Performance Limits of Sparse Support Recovery Algorithms

Abstract:
Compressed Sensing (CS) is a signal acquisition approach aiming to reduce the number of measurements required to capture a sparse (or, more generally, compressible) signal. Several works have shown significant performance advantages over conventional sampling techniques, through both theoretical analyses and experimental results, and have established CS as an efficient way to acquire and reconstruct a sparse signal with low sampling rate, even below Nyquist. However, apart from the full signal recovery, in some cases only certain features and properties of the signal are required. For instance, in many wireless communication applications, e.g. cognitive radio systems and channel estimation, the indices recovery of the non-zero components of a sparse signal is required.
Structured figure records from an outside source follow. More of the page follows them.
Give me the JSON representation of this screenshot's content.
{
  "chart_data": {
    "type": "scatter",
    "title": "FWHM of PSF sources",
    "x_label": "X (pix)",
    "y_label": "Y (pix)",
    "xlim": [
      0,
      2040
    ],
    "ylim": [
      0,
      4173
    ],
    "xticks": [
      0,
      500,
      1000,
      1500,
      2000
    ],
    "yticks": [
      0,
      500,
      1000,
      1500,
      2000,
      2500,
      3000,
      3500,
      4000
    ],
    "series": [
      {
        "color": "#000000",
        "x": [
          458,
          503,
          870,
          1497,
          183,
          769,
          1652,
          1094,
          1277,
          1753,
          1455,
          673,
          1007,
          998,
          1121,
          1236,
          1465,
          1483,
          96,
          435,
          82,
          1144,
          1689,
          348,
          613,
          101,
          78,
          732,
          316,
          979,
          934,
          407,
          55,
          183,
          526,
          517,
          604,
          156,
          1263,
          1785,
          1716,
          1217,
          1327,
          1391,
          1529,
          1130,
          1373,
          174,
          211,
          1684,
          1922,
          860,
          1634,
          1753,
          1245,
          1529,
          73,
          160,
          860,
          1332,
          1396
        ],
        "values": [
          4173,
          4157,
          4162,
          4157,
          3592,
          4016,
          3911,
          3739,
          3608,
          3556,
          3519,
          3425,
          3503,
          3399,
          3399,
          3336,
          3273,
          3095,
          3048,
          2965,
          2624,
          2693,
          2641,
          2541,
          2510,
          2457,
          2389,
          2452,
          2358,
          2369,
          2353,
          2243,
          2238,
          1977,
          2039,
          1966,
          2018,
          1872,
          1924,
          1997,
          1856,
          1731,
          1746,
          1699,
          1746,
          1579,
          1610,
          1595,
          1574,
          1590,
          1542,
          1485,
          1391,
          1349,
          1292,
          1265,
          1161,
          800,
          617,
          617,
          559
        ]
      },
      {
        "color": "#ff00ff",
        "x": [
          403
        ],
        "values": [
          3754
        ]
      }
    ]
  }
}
In this work, we study the problem of sparse support recovery from few and noisy signal measurements by examining both fundamental bounds and performance of some of the prevailing practical algorithms for support recovery. After summarizing some algorithm-independent information theoretic limits, we present four frequently used support recovery algorithms with different complexity requirements and recovery capabilities: (i) maximum correlation (MC) algorithm, (ii) a thresholded greedy optimization algorithm, (iii) an l1-constrained quadratic programming approach, and (iv) thresholded basis pursuit (TBP) algorithm. Their performance is simulated and examined for different sparsity levels, number of measurements, signal characteristics (i.e. betamin; MAR) and SNR values. Our simulation results indicate that TBP outperforms the other methods at the expense of higher complexity. In addition, simulation results emphasize the importance of signal characteristics on the success of the support recovery.